3. Tutorial: using models from the AI library

Model algorithms that are ready for use out-of-the-box are available in the Dataloop AI Library. The AI library contains various algorithms and pretrained models that can be used for inferencing or fine-tuning via additional training on your custom datasets.

This tutorial will cover how to use AI library models for:

  • predicting from pretrained models, and

  • fine-tuning training on a custom dataset.

To see available AI library models, filter all available packages to view those with a “public” scope:

filters = dl.Filters(resource=dl.FiltersResource.MODEL, use_defaults=False)
filters.add(field='scope', values='public')
dl.models.list(filters=filters).print()

3.1. Clone and deploy a model

Get the model and package you want and copy it to your project.
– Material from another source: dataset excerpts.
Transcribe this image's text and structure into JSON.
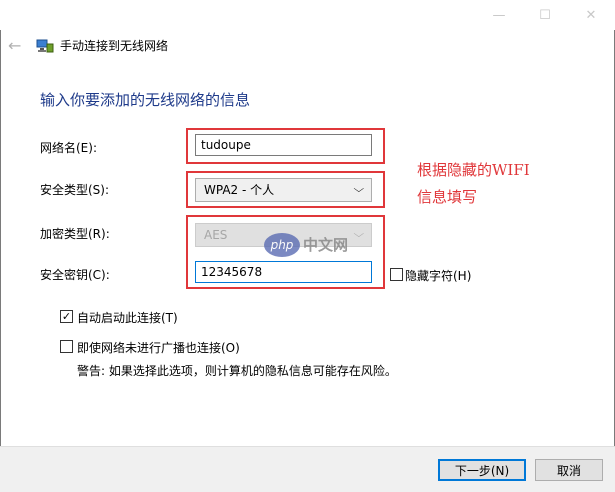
{
  "window": {
    "header_title": "手动连接到无线网络",
    "minimize_glyph": "—",
    "maximize_glyph": "☐",
    "close_glyph": "✕",
    "back_glyph": "←"
  },
  "form": {
    "heading": "输入你要添加的无线网络的信息",
    "network_name": {
      "label": "网络名(E):",
      "value": "tudoupe"
    },
    "security_type": {
      "label": "安全类型(S):",
      "value": "WPA2 - 个人"
    },
    "encryption_type": {
      "label": "加密类型(R):",
      "value": "AES"
    },
    "security_key": {
      "label": "安全密钥(C):",
      "value": "12345678"
    },
    "hide_chars": {
      "label": "隐藏字符(H)",
      "checked": false
    },
    "auto_start": {
      "label": "自动启动此连接(T)",
      "checked": true,
      "check_glyph": "✓"
    },
    "connect_hidden": {
      "label": "即使网络未进行广播也连接(O)",
      "checked": false
    },
    "warning": "警告: 如果选择此选项，则计算机的隐私信息可能存在风险。"
  },
  "annotation": {
    "line1": "根据隐藏的WIFI",
    "line2": "信息填写",
    "color": "#e0373a"
  },
  "watermark": {
    "logo": "php",
    "text": "中文网"
  },
  "buttons": {
    "next": "下一步(N)",
    "cancel": "取消"
  },
  "colors": {
    "heading": "#1e3a8a",
    "accent": "#0078d7"
  }
}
Only models that are trained (i.e. model.status = ‘trained’) can be deployed. Since the AI library model is pre-trained (i.e. model status is ‘trained’), it can be deployed directly.
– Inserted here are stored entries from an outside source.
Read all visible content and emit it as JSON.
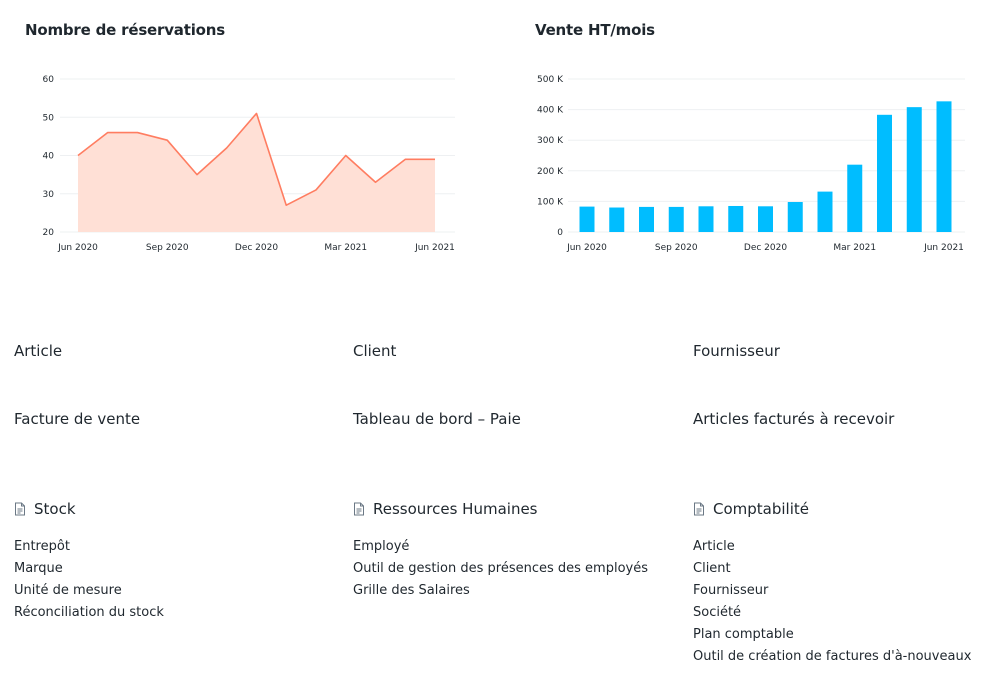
{
  "charts": {
    "left": {
      "title": "Nombre de réservations",
      "x_ticks": [
        "Jun 2020",
        "Sep 2020",
        "Dec 2020",
        "Mar 2021",
        "Jun 2021"
      ],
      "y_ticks": [
        "20",
        "30",
        "40",
        "50",
        "60"
      ]
    },
    "right": {
      "title": "Vente HT/mois",
      "x_ticks": [
        "Jun 2020",
        "Sep 2020",
        "Dec 2020",
        "Mar 2021",
        "Jun 2021"
      ],
      "y_ticks": [
        "0",
        "100 K",
        "200 K",
        "300 K",
        "400 K",
        "500 K"
      ]
    }
  },
  "chart_data": [
    {
      "type": "area",
      "title": "Nombre de réservations",
      "x": [
        "Jun 2020",
        "Jul 2020",
        "Aug 2020",
        "Sep 2020",
        "Oct 2020",
        "Nov 2020",
        "Dec 2020",
        "Jan 2021",
        "Feb 2021",
        "Mar 2021",
        "Apr 2021",
        "May 2021",
        "Jun 2021"
      ],
      "values": [
        40,
        46,
        46,
        44,
        35,
        42,
        51,
        27,
        31,
        40,
        33,
        39,
        39
      ],
      "ylim": [
        20,
        60
      ],
      "color": "#ff7d61",
      "fill": "#ffe0d6",
      "grid": true
    },
    {
      "type": "bar",
      "title": "Vente HT/mois",
      "categories": [
        "Jun 2020",
        "Jul 2020",
        "Aug 2020",
        "Sep 2020",
        "Oct 2020",
        "Nov 2020",
        "Dec 2020",
        "Jan 2021",
        "Feb 2021",
        "Mar 2021",
        "Apr 2021",
        "May 2021",
        "Jun 2021"
      ],
      "values": [
        83000,
        80000,
        82000,
        82000,
        84000,
        85000,
        84000,
        98000,
        132000,
        220000,
        383000,
        408000,
        427000
      ],
      "ylim": [
        0,
        500000
      ],
      "color": "#00bdff",
      "grid": true
    }
  ],
  "shortcuts": [
    {
      "label": "Article"
    },
    {
      "label": "Client"
    },
    {
      "label": "Fournisseur"
    },
    {
      "label": "Facture de vente"
    },
    {
      "label": "Tableau de bord – Paie"
    },
    {
      "label": "Articles facturés à recevoir"
    }
  ],
  "sections": [
    {
      "title": "Stock",
      "icon": "document-icon",
      "links": [
        "Entrepôt",
        "Marque",
        "Unité de mesure",
        "Réconciliation du stock"
      ]
    },
    {
      "title": "Ressources Humaines",
      "icon": "document-icon",
      "links": [
        "Employé",
        "Outil de gestion des présences des employés",
        "Grille des Salaires"
      ]
    },
    {
      "title": "Comptabilité",
      "icon": "document-icon",
      "links": [
        "Article",
        "Client",
        "Fournisseur",
        "Société",
        "Plan comptable",
        "Outil de création de factures d'à-nouveaux"
      ]
    }
  ]
}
public_model = dl.models.get(model_id="<model_id>")
model = project.models.clone(from_model=public_model,
                             model_name='remote_model',
                             project_id=project.id)
model.deploy()

3.2. Train on a custom dataset

If you would like to customize the AI library model (for transfer-learning or fine-tuning), you can indicate the new dataset and labels you want to use for model training.
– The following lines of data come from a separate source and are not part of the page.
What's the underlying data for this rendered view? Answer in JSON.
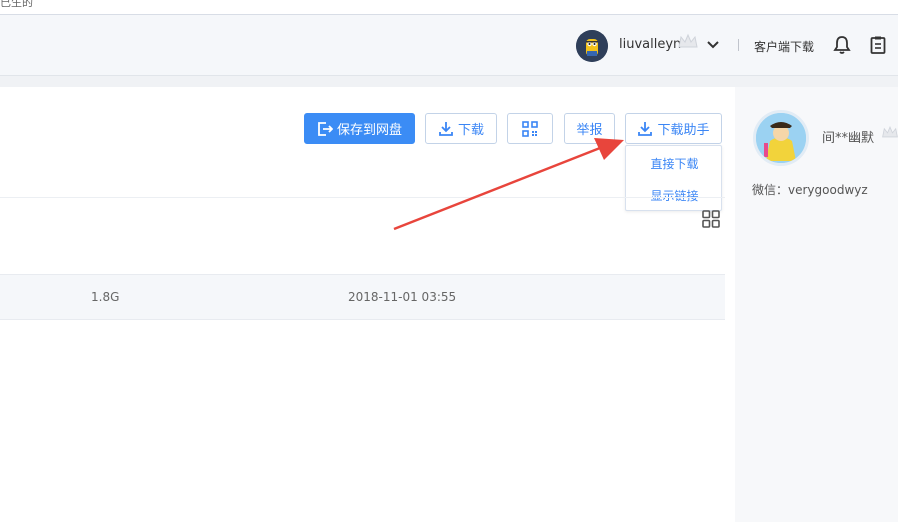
{
  "topstrip": {
    "cut_text": "已生的"
  },
  "header": {
    "username": "liuvalleyn",
    "client_download": "客户端下载"
  },
  "toolbar": {
    "save_to_disk": "保存到网盘",
    "download": "下载",
    "report": "举报",
    "download_helper": "下载助手"
  },
  "dropdown": {
    "direct_download": "直接下载",
    "show_link": "显示链接"
  },
  "file_row": {
    "size": "1.8G",
    "date": "2018-11-01 03:55"
  },
  "uploader": {
    "name": "间**幽默",
    "wechat": "微信：verygoodwyz"
  },
  "colors": {
    "accent": "#3b8cf5",
    "annotation_arrow": "#e8453c"
  }
}
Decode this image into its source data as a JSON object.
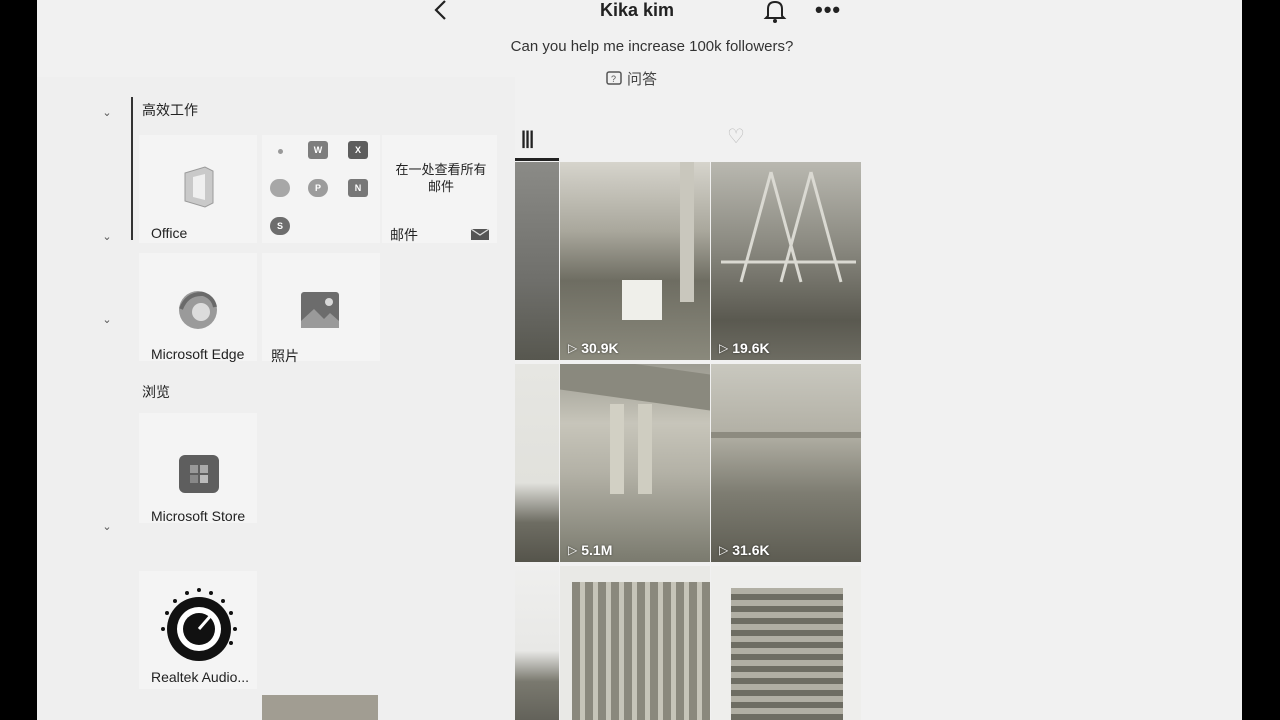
{
  "header": {
    "back_icon": "back-chevron-icon",
    "title": "Kika kim",
    "bell_icon": "bell-icon",
    "more_icon": "more-dots-icon",
    "bio": "Can you help me increase 100k followers?",
    "qa_label": "问答"
  },
  "start_menu": {
    "groups": [
      {
        "label": "高效工作"
      },
      {
        "label": "浏览"
      }
    ],
    "tiles": {
      "office": "Office",
      "mail_promo": "在一处查看所有邮件",
      "mail": "邮件",
      "edge": "Microsoft Edge",
      "photos": "照片",
      "store": "Microsoft Store",
      "realtek": "Realtek Audio..."
    },
    "mini_apps": [
      "W",
      "X",
      "P",
      "N",
      "S"
    ]
  },
  "grid": {
    "tab_videos_icon": "grid-icon",
    "tab_liked_icon": "heart-icon",
    "videos": [
      {
        "views": "30.9K"
      },
      {
        "views": "19.6K"
      },
      {
        "views": "5.1M"
      },
      {
        "views": "31.6K"
      }
    ]
  },
  "colors": {
    "accent": "#222222",
    "background": "#f1f1f1",
    "office": "#d4573a",
    "edge": "#3a8fd6"
  }
}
custom_model = dl.models.clone(from_model=public_model,
                               model_name='remote_custom_model',
                               dataset=dataset,
                               project_id=project.id,
                               labels=['label1', 'label2'])

3.2.1. Dataset subsets

Our AI library models require a train/validation split of the dataset for the training session. To avoid data leakage between training sessions and to make each training reproducible, we will determine the data subsets and save the split type to the dataset entity (using a DQL). Using DQL filters you can subset the data however you like.

For example, if your dataset is split between folders, you can use this DQL to add metadata for all items in the dataset

dataset.metadata['system']['subsets'] = {
    'train': json.dumps(dl.Filters(field='dir', values='/train').prepare()),
    'validation': json.dumps(dl.Filters(field='dir', values='/validation').prepare()),
}
dataset.update(system_metadata=True)

This way, when the training starts, the sets will be downloaded using the DQL and any future training session on this dataset will have the same subsets of data.

NOTE: In the future, this mechanism will be expanded to use a tagging system on items. This will allow more flexible data subsets and random data allocation.

To train the model on your custom data, simply use the model.train() function and wait for the training to finish. You can monitor the training progress on the platform or via the python SDK. To see the updated model status, retrieve the model again from the platform.

custom_model.train()
custom_model = dl.models.get(model_id=custom_model.id)
print(custom_model.status)

3.2.2. Deploying the model

Once the model is trained, it can be deployed as a service. The model.deploy() function automatically creates a bot and service for the trained model.

Once you have a model deployed, you can create a UI slot to inference on individual data items on the platform, or call the model to inference in a FaaS or pipelines.

custom_model.deploy()

3.3. Predict on a single item

Once a model is deployed, you can predict on items using the model.predict() function. The function returns an execution object that can be used to track whether the prediction execution was successful. If successful, the annotations will be uploaded to the item directly and can be viewed in the annotation studio.

If you have just deployed the model, get the model again to get the updated model metadata that includes the deployment information.

model = dl.models.get(model_id=model.id)
model.predict(item_ids=[item.id])